Archive for the The Dinner Table Category

What Sarah Should Have Said to Katie

Posted in The Dinner Table on October 29, 2008 by dvcmann

In this last terrible week of this presidential campaign, the one everybody keeps calling “historic”, it’s getting difficult to keep side-stepping all of the political poo piles that litter our daily lives, but this one in particular may go down as the defining moment of the Republican ticket ’08.  Warning:  It’s painful to watch.

Saracuda Vs. Perky

Anchorwoman Katie Couric’s “pop quiz” interview administered to Republican VP candidate Sarah Palin on network television completely tanked the momentum Palin had brought to the McCain campaign.  Up to that point, John McCain’s surprise choice for Vice Presidential running mate had whipped up the conservative base of the Republican Party almost to the point of speaking in tongues.  The religious right had their creationist and pro-lifer, so called fiscal conservatives had their reformer, and on top of all that she was, well…hot.  Nothing gets those family values types going like the naughty librarian look.  Suddenly the McCain thing wasn’t looking quite as sickly as it had only a few weeks before.

For their part, Democrats, or more importantly their proxy attack dogs in the net-root community, were loading up everything they had and taking square aim at the former beauty queen from Alaska.  She faked pregnancies.  She banned books.  She abused her power.  She was racist, an insult to feminism, and she was cruel to animals to boot.  To them, the mere fact that she wasn’t Joe Liberman was evidence enough that McCain pandered.  In spite of all this Palin had weathered the storm fairly well up to that point, until it was time to do the networks.

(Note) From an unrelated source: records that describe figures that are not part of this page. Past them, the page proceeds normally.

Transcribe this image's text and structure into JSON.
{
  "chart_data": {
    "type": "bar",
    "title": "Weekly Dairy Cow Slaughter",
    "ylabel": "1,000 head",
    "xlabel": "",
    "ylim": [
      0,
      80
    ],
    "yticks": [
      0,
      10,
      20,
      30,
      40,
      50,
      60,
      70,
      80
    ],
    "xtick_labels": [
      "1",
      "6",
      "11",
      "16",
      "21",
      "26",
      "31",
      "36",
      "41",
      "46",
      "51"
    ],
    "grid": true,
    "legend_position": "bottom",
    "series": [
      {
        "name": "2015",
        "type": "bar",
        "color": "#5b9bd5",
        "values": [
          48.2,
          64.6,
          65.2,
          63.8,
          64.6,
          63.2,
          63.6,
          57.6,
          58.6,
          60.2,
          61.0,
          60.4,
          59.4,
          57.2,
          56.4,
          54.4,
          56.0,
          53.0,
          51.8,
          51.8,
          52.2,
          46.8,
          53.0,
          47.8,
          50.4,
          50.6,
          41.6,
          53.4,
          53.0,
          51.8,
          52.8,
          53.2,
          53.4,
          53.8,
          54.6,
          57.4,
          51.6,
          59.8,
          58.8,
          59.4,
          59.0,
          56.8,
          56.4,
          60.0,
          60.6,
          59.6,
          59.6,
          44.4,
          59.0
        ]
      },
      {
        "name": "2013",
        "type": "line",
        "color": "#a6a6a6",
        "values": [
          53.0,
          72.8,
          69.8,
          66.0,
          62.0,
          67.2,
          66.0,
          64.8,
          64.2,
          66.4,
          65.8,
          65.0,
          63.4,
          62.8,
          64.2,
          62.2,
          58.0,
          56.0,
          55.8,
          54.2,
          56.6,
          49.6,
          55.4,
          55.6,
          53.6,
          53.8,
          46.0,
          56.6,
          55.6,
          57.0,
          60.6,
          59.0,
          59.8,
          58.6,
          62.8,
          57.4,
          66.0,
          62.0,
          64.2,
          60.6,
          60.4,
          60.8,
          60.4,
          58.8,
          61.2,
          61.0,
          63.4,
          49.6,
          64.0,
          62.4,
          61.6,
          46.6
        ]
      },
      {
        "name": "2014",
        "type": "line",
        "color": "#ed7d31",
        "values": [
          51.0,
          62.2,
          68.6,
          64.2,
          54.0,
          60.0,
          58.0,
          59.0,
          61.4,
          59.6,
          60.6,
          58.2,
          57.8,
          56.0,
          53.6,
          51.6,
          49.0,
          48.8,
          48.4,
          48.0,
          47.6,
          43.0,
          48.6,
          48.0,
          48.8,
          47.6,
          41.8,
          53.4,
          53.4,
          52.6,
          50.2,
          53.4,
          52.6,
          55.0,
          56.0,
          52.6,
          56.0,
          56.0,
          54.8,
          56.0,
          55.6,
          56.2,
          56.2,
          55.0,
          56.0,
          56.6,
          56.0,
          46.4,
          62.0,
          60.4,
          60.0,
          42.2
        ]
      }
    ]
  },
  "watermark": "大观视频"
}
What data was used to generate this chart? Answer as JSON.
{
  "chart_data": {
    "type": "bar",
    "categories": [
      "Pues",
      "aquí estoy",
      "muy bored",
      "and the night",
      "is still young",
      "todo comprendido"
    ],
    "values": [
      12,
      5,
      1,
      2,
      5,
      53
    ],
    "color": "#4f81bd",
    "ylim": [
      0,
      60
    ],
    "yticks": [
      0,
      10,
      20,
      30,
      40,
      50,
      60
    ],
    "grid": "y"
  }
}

First crack was given to ABC’s Charlie Gibson who drew first blood when Palin couldn’t explain her stance on the Bush Doctrine.  In fact, it looked like she didn’t know what the Bush Doctrine was.  It turns out she’s not alone.  However, the recent Democratic primary race with Hillary Clinton had raised issues of sexism in politics and with all the journalistic posturing Gibson came across as a bully.  Those sympathies helped Sarah live to fight another day.  Unfortunately, her next big network appearance was with NBC’s Katie Couric, and it was going to be hard to paint Couric as a sexist.

The interview, taped and then aired over the period of a week on network TV, was described as “water torture” by some in the McCain camp – and they know torture.  When Palin settled into her standard talking points routine describing her disapproval of Roe V. Wade, the 1973 landmark Supreme Court decision legalizing abortion, Couric pounced, asking the Governor what other Supreme Court decisions she disagreed with.  When Palin attempted to skirt the question with more rhetoric, Couric didn’t let go.  The answer provided was basically, ‘I’ll have to go look something up on Google and get back to you.’

Most people didn’t even see the actual interview but the damage was done.  The result was a candidate that looked like the bubble-headed faker the left so desperately wanted her to be and a boon to Saturday Night Live’s dreadful ratings.  It sucked the oxygen out of the Republican ticket and has allowed their rivals to maintain a narrow lead in the polls.

Here are a few SCOTUS cases that Sarah Palin should have mentioned in that interview – because they stink:

Dred Scott V. Sanford (1857) — In this case the court found that southern slaves were not citizens and had no rights under the Constitution.  And just for good measure, in their decision, Chief Justice Roger B. Taney and the southern majority declared that the Congress had no right to ban slavery.  Assholes.

Plessy V. Ferguson (1896) — Established the “separate but equal” doctrine.  To his credit, one justice, John Marshall Harlan, dissented stating in his opinion that “The thin disguise of ‘equal’ accommodations…will not mislead anyone.” but it was enough to allow Jim Crow laws to restrict the rights of US citizens for a century after the abolition of slavery.

and on the flip side of that coin is:

Grutter V. Bollinger (2003) — Upheld the University of Michigan’s policy of considering race as a part of its admissions process despite previous court rulings that limited affirmative action.

Had Palin cited that one alone it would have triggered a mass orgasm in the conservative community, or at least the closest thing they can have to one.  And if that wasn’t enough:

Kelo V. City of New London (2005) — This case allowed the city of New London, Connecticut to take property from one private party, i.e. poor people who can’t afford lawyers, and give it to another private party, see rich developers FTW, using the government’s power of Eminent Domain and condemnation.

If it turns out that the race for President finishes as closely as it seems it might, then it all may come down to the missed opportunity to bring up any one of these cases.  There are certainly others in the court’s two century existence, but this would have at least kept Ms. Couric at bay, that is until she asked the governor how a bill becomes law.